Hans-Heinrich Dieter

Das Syrien-Dilemma

 

Es gibt die völkerrechtliche Verantwortlichkeit, Menschen zu schützen, die sogenannte „responsibility to protect“. In Syrien gibt es seit fast einem Jahr Proteste gegen Präsident Assad, die der Staatspräsident mit brutaler Gewalt niederschlagen lässt. Seither wurden nach nicht zu bestätigenden Angaben von Menschenrechtsaktivisten mindestens 7600 Menschen getötet. Angesichts des Mordens in Syrien ist die internationale Staatengemeinschaft schon lange in der Pflicht, dieser Verantwortung gerecht zu werden. Aber wie?

Das Veto von Russland und China verhindert eine Verurteilung des Vorgehens von Präsident Assad gegen Teile seines Volkes und ein entsprechendes Mandat des Weltsicherheitsrates, das Maßnahmen bis hin zu militärischer Intervention legitimiert.

Eine Verurteilung der syrischen Machthaber durch ein mehrheitliches Votum der UN-Vollversammlung ist da eher ein diplomatisches Ausrufezeichen ohne gravierende und die Not der Bevölkerung lindernde Auswirkung.

Maßnahmen der Arabischen Liga, wie die Beobachter-Mission Anfang 2012 in Syrien, waren bisher ohne positive Auswirkung. Die Arabische Liga spricht aber auch nicht mit einer Stimme und zum Beispiel Ägypten beobachtet sehr argwöhnisch die Versuche von Saudi-Arabien und Qatar, die Liga zu dominieren.

Die Türkei tut sich in der Syrien-Krise sehr schwer mit der etwas großspurig beanspruchten Regionalmachtrolle.
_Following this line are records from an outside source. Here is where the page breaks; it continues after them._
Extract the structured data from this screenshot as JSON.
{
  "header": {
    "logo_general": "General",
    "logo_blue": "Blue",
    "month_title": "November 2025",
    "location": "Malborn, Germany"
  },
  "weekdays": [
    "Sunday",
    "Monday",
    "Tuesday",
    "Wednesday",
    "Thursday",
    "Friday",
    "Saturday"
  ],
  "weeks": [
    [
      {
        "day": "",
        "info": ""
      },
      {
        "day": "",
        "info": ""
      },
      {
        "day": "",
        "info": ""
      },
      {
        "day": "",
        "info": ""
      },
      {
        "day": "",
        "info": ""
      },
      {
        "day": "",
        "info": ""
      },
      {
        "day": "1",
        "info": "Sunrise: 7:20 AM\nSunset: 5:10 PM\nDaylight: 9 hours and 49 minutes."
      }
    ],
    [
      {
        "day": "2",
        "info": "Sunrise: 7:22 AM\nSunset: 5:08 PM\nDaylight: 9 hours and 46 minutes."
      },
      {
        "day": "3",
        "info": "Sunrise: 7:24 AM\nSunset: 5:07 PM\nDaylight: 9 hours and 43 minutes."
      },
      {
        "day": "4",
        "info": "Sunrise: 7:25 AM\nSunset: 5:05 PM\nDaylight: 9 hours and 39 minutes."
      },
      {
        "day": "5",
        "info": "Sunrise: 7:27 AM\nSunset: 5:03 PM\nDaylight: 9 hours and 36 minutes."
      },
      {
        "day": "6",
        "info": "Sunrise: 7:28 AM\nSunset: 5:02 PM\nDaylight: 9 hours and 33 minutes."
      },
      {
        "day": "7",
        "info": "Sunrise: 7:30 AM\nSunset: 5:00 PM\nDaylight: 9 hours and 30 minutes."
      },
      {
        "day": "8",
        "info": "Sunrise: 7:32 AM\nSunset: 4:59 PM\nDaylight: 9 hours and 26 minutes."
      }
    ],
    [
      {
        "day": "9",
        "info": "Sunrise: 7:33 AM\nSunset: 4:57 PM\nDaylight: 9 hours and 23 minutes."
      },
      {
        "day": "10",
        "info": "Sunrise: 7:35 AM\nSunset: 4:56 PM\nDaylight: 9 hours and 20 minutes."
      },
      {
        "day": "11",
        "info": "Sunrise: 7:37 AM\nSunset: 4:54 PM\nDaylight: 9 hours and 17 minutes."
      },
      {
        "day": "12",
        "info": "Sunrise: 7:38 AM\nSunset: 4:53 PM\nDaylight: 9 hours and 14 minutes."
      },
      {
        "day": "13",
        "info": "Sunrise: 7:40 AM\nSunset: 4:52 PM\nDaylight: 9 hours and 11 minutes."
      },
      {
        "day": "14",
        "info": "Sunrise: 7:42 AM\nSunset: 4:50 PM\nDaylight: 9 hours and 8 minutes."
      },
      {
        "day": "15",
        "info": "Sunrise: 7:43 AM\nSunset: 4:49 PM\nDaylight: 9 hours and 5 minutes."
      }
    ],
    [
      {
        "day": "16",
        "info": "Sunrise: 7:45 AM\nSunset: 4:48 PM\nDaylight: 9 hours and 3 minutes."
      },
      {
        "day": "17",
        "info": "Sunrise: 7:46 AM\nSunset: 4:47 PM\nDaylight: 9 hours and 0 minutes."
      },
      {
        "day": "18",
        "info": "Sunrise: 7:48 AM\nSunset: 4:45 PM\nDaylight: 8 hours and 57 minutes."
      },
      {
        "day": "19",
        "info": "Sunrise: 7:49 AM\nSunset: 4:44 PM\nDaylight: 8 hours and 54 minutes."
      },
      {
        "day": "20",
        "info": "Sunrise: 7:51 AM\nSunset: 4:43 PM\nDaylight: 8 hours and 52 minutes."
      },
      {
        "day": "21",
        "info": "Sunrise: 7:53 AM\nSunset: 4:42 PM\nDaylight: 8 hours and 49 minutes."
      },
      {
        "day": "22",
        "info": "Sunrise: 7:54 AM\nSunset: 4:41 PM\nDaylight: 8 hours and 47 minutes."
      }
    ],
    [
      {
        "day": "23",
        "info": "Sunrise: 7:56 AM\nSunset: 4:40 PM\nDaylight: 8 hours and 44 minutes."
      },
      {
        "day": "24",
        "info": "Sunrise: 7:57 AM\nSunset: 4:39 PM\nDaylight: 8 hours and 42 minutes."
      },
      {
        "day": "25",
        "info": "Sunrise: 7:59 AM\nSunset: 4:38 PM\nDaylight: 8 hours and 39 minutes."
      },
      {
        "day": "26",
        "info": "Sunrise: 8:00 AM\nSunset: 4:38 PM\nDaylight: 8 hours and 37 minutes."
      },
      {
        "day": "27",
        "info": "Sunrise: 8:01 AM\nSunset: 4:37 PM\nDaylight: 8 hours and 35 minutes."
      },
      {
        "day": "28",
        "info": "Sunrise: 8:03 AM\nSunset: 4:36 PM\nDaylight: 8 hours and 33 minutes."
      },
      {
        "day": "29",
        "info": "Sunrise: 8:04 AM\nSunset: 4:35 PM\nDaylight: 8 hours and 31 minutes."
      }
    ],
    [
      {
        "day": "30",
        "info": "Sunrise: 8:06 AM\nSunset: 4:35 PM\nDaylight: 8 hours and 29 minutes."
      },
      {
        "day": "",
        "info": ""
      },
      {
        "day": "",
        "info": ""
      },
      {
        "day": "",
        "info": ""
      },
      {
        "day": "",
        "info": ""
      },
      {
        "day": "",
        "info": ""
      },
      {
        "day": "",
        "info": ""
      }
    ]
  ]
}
Ankara fürchtet, dass sich die politischen Spannungen mit dem Iran durch türkische Maßnahmen gegen Syrien verschärfen könnten, außerdem sind die syrischen „Schutzmächte“ Russland und Iran nicht nur wichtige Absatzmärkte der türkischen Wirtschaft, sondern auch Lieferanten nicht nur großer Mengen Erdöls sondern auch von zwei Dritteln der türkischen Gas-Einfuhren, auf die die wachsende türkische Wirtschaft dringend angewiesen ist. Darüber hinaus ist die Türkei zurückhaltend bei Maßnahmen im Grenzgebiet zu Syrien, weil man eine Weiterung der Kurdenprobleme in der Grenzregion fürchtet. Deswegen sind die türkischen Diskussionen über entmilitarisierte Pufferzonen und über Schutz- oder Flugverbotszonen im Grenzgebiet zu Syrien weniger ernst zu nehmen. Und wenn der türkische Staatspräsident Abdullah Gül ein gemeinsames Vorgehen der Staaten der Region in enger Zusammenarbeit mit der Arabischen Liga fordert, weil „nichtregionale Lösungen aus der Ferne“ für die Türkei „nicht brauchbar“ seien, dann ist die Frage erlaubt, ob solche regionalen Lösungen denn überhaupt mit Erfolg „machbar“ sind. Immerhin unterstützt die Türkei Assad als engen Freund und Verbündeten aus früheren Tagen nicht mehr. Das ist, zusammen mit der Bereitschaft, syrische Flüchtlinge aufzunehmen, sehr positiv. Darüber hinaus wird die Türkei der Verantwortung, die aus der selbst beanspruchten Regionalmachtrolle erwächst, aber bisher nicht gerecht.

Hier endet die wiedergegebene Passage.